What’s ironic about this interview is the date, March 9, 1994. No one knew at the time that three years later Pac would be dead and the date would toe tag itself as one of the darkest in Hip Hop history trademarked by the murder of Biggie Smalls. And to really throw some gas on the conspiracy fire, the clip was shot in Los Angeles.
At this point, the sexual assault case loomed over his mental, hence the reason he spoke about the possibility of doing time in prison. Long before he took five bullets and served close to a year of incarceration, Shakur warned the world time behind bars would only make him more venomous. His post-prison life proved to be just that at times. Ultimately though, the sit down with MTV’s Abbie Kearse shed light on where Pac saw the genre and where he desired to take it.
Notable Quotable: “Measure a man by his actions fully, from the beginning to the end. Don’t take a piece out of my life or a song out of my music and say this is what I’m about because you know better than that. And if you take me out the game, you not gon’ wanna see the next one.”
For some reason, the prison interview has been circulating recently under the promo “uncut.” Granted, while it’s not the Super Bowl or Game 7 of the World Series, “exclusive” is not a proper description either. This was a bonus feature from an old Pac DVD in the early 2000’s, Thug Angel if I had to take a guess. Regardless, it could very well serve as his most intimate answering outside of the now iconic VIBE interviews.
This incredibly personal analysis was during an interesting transition period. He had already been locked down for close to nine months with his Death Row alignment only weeks away from permanently altering the landscape of rap. His mind was clear of any outside vices and the surplus of time allowed him to examine where his future was heading. Interestingly enough, Tupac recognized his intentions did not always reflect his actions and vice versa.
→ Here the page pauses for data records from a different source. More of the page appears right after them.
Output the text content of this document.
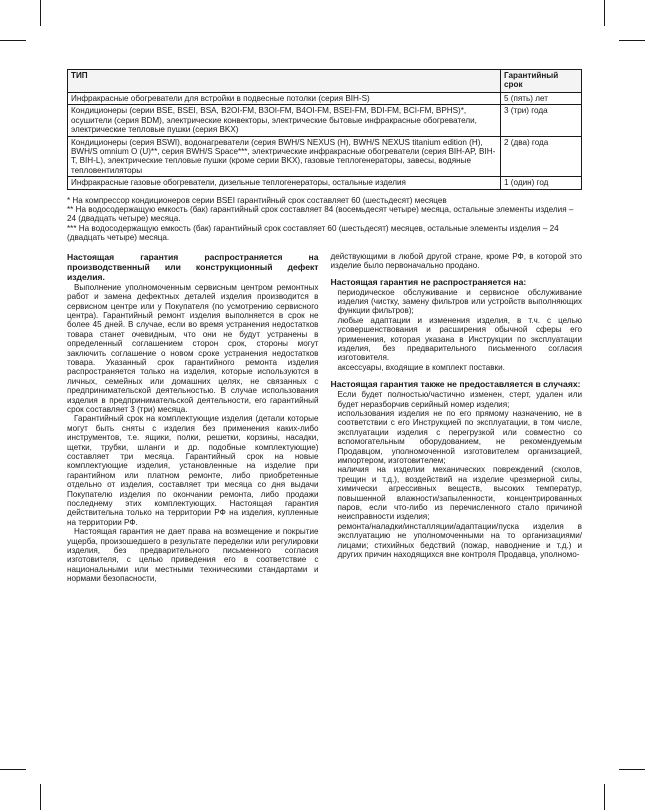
ТИП	Гарантийный срок
Инфракрасные обогреватели для встройки в подвесные потолки (серия BIH-S)	5 (пять) лет
Кондиционеры (серии BSE, BSEI, BSA, B2OI-FM, B3OI-FM, B4OI-FM, BSEI-FM, BDI-FM, BCI-FM, BPHS)*, осушители (серия BDM), электрические конвекторы, электрические бытовые инфракрасные обогреватели, электрические тепловые пушки (серия BKX)	3 (три) года
Кондиционеры (серия BSWI), водонагреватели (серия BWH/S NEXUS (H), BWH/S NEXUS titanium edition (H), BWH/S omnium O (U)**, серия BWH/S Space***, электрические инфракрасные обогреватели (серия BIH-AP, BIH-T, BIH-L), электрические тепловые пушки (кроме серии BKX), газовые теплогенераторы, завесы, водяные тепловентиляторы	2 (два) года
Инфракрасные газовые обогреватели, дизельные теплогенераторы, остальные изделия	1 (один) год

* На компрессор кондиционеров серии BSEI гарантийный срок составляет 60 (шестьдесят) месяцев

** На водосодержащую емкость (бак) гарантийный срок составляет 84 (восемьдесят четыре) месяца, остальные элементы изделия – 24 (двадцать четыре) месяца.

*** На водосодержащую емкость (бак) гарантийный срок составляет 60 (шестьдесят) месяцев, остальные элементы изделия – 24 (двадцать четыре) месяца.

Настоящая гарантия распространяется на производственный или конструкционный дефект изделия.

Выполнение уполномоченным сервисным центром ремонтных работ и замена дефектных деталей изделия производится в сервисном центре или у Покупателя (по усмотрению сервисного центра). Гарантийный ремонт изделия выполняется в срок не более 45 дней. В случае, если во время устранения недостатков товара станет очевидным, что они не будут устранены в определенный соглашением сторон срок, стороны могут заключить соглашение о новом сроке устранения недостатков товара. Указанный срок гарантийного ремонта изделия распространяется только на изделия, которые используются в личных, семейных или домашних целях, не связанных с предпринимательской деятельностью. В случае использования изделия в предпринимательской деятельности, его гарантийный срок составляет 3 (три) месяца.

Гарантийный срок на комплектующие изделия (детали которые могут быть сняты с изделия без применения каких-либо инструментов, т.е. ящики, полки, решетки, корзины, насадки, щетки, трубки, шланги и др. подобные комплектующие) составляет три месяца. Гарантийный срок на новые комплектующие изделия, установленные на изделие при гарантийном или платном ремонте, либо приобретенные отдельно от изделия, составляет три месяца со дня выдачи Покупателю изделия по окончании ремонта, либо продажи последнему этих комплектующих. Настоящая гарантия действительна только на территории РФ на изделия, купленные на территории РФ.

Настоящая гарантия не дает права на возмещение и покрытие ущерба, произошедшего в результате переделки или регулировки изделия, без предварительного письменного согласия изготовителя, с целью приведения его в соответствие с национальными или местными техническими стандартами и нормами безопасности,

действующими в любой другой стране, кроме РФ, в которой это изделие было первоначально продано.

Настоящая гарантия не распространяется на:
периодическое обслуживание и сервисное обслуживание изделия (чистку, замену фильтров или устройств выполняющих функции фильтров);
любые адаптации и изменения изделия, в т.ч. с целью усовершенствования и расширения обычной сферы его применения, которая указана в Инструкции по эксплуатации изделия, без предварительного письменного согласия изготовителя.
аксессуары, входящие в комплект поставки.
Настоящая гарантия также не предоставляется в случаях:
Если будет полностью/частично изменен, стерт, удален или будет неразборчив серийный номер изделия;
использования изделия не по его прямому назначению, не в соответствии с его Инструкцией по эксплуатации, в том числе, эксплуатации изделия с перегрузкой или совместно со вспомогательным оборудованием, не рекомендуемым Продавцом, уполномоченной изготовителем организацией, импортером, изготовителем;
наличия на изделии механических повреждений (сколов, трещин и т.д.), воздействий на изделие чрезмерной силы, химически агрессивных веществ, высоких температур, повышенной влажности/запыленности, концентрированных паров, если что-либо из перечисленного стало причиной неисправности изделия;
ремонта/наладки/инсталляции/адаптации/пуска изделия в эксплуатацию не уполномоченными на то организациями/лицами; стихийных бедствий (пожар, наводнение и т.д.) и других причин находящихся вне контроля Продавца, уполномо-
He notes, “That kind of focuses me on what I should be doing and not letting me veer off back into the lifestyle I was living because it’s real easy to do that.” The ironic and depressing part about that quote stems from what we now know about the last year of his life.
If nothing else, the interview proved to be a psych evaluation any common Joe could diagnose. The man who released three largely considered classic albums in 18 months (Me Against The World, All Eyez On Me and The Seven Day Theory) was constantly in a personal tug of war right up until his final moments on the Las Vegas strip.
Notable Quotable: “The reason I can sell six million records. The reason I can go to jail and come out without a scratch. The reason I can walk around. The reason I am who I am today is because I can look directly into my face and find my soul. It’s there. It’s not sold. I didn’t sell it. It’s still within me.”
Meticulous, stressed and driven. These words all describe Tupac Shakur during the summer of 1996. Maybe it was his desire to fulfill his Death Row Records contract as quickly as possible or maybe, just maybe, he knew the end was near and wanted to ensure the pieces of his posthumous puzzle were in tact before his date with destiny. Whatever the reason, part of his marathon work schedule included completing movies coinciding with his musical endeavor, The Seven Day Theory.
Shot during the filming of Gridlock’d, Pac sat down for what resulted in a privy and exposing interview which revealed his passion for the silver screen and why it manifested itself so naturally in him. A refreshing aspect about his charisma has always been the intensity. Whatever endeavor or situation he found himself in, whether it be a studio session or courtroom hearing, he was fully invested. Acting proved itself time and time again to be no different.